Governor Ige indicated in late June he would be vetoing the bill, which passed its final reading in the House and Senate in early May – and made good on that intention last week.

Among the governor’s objections was the bill would have made the unauthorized production of hemp subject only to an administrative fine.

“A stronger incentive is necessary to ensure that growers of industrial hemp go through the licensing process, and to ensure the program is adequately enforced,” said the Governor.

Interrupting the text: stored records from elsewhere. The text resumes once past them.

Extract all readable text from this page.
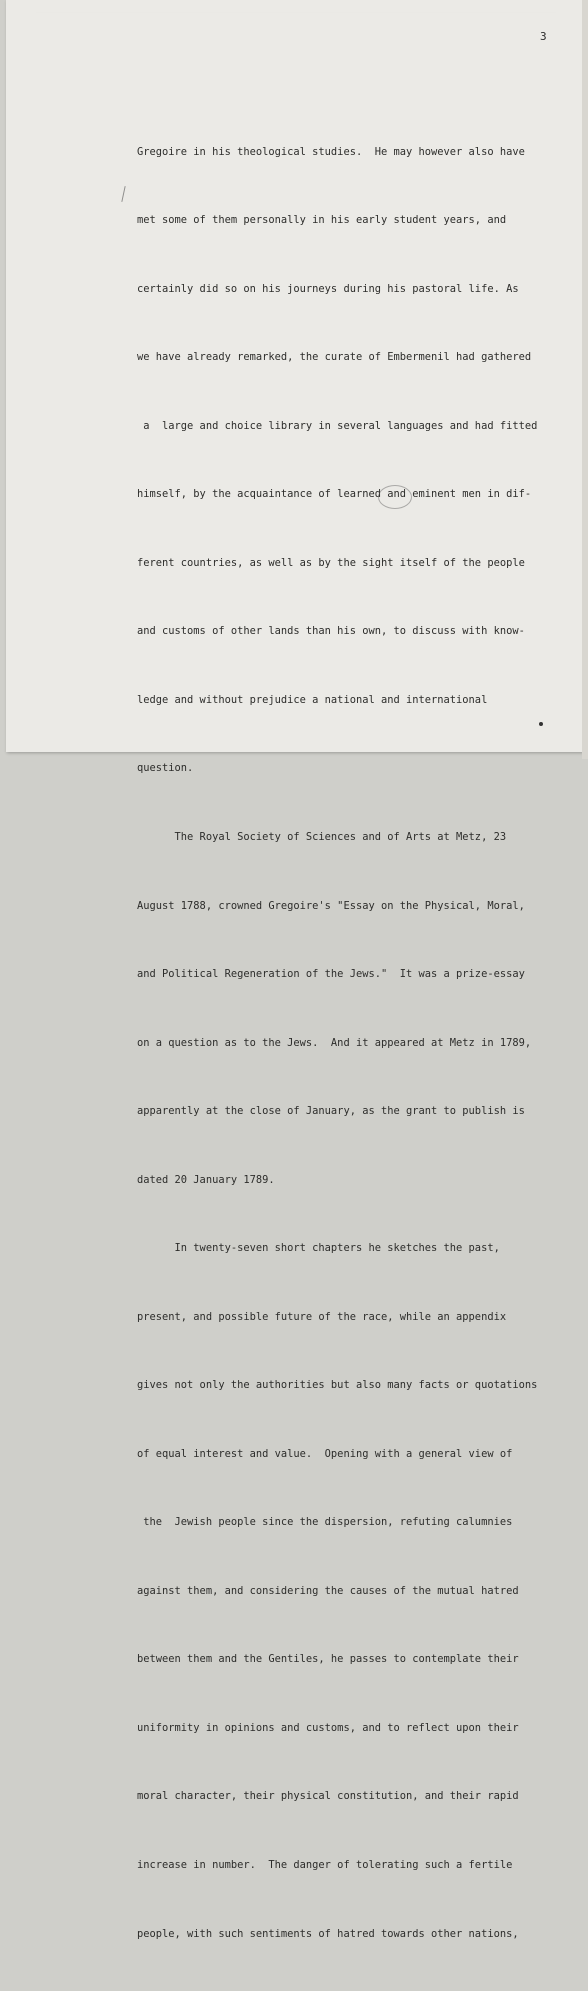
3

Gregoire in his theological studies.  He may however also have

met some of them personally in his early student years, and

certainly did so on his journeys during his pastoral life. As

we have already remarked, the curate of Embermenil had gathered

a  large and choice library in several languages and had fitted

himself, by the acquaintance of learned and eminent men in dif-

ferent countries, as well as by the sight itself of the people

and customs of other lands than his own, to discuss with know-

ledge and without prejudice a national and international

question.

The Royal Society of Sciences and of Arts at Metz, 23

August 1788, crowned Gregoire's "Essay on the Physical, Moral,

and Political Regeneration of the Jews."  It was a prize-essay

on a question as to the Jews.  And it appeared at Metz in 1789,

apparently at the close of January, as the grant to publish is

dated 20 January 1789.

In twenty-seven short chapters he sketches the past,

present, and possible future of the race, while an appendix

gives not only the authorities but also many facts or quotations

of equal interest and value.  Opening with a general view of

the  Jewish people since the dispersion, refuting calumnies

against them, and considering the causes of the mutual hatred

between them and the Gentiles, he passes to contemplate their

uniformity in opinions and customs, and to reflect upon their

moral character, their physical constitution, and their rapid

increase in number.  The danger of tolerating such a fertile

people, with such sentiments of hatred towards other nations,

That aside, the perceived lack of effective licensing regulations caused concern for the governor, who fears this will result in the Secretary of Agriculture not approving the state’s program and the potential for high-potency marijuana to be grown due to insufficient monitoring.

Commenting further, Governor Ige sought to reassure the industry and its supporters. The governor says he supports the crop and sector, but wants to see hemp done right.

“Upon release, HDOA will work with the legislature to mesh the federal rules with our local legislation to ensure that we have a program that meets federal requirements and provides proper oversight of the industry,” he said.

In related news, another bill to be vetoed by the governor last week was one relating to the inter-island transport of medical cannabis. The governor objected on the grounds that airspace and certain bodies of water between the state’s islands fall within the exclusive jurisdiction of the U.S. federal government. As marijuana still remains illegal under federal law, it would put those transporting medicinal cannabis at risk of prosecution.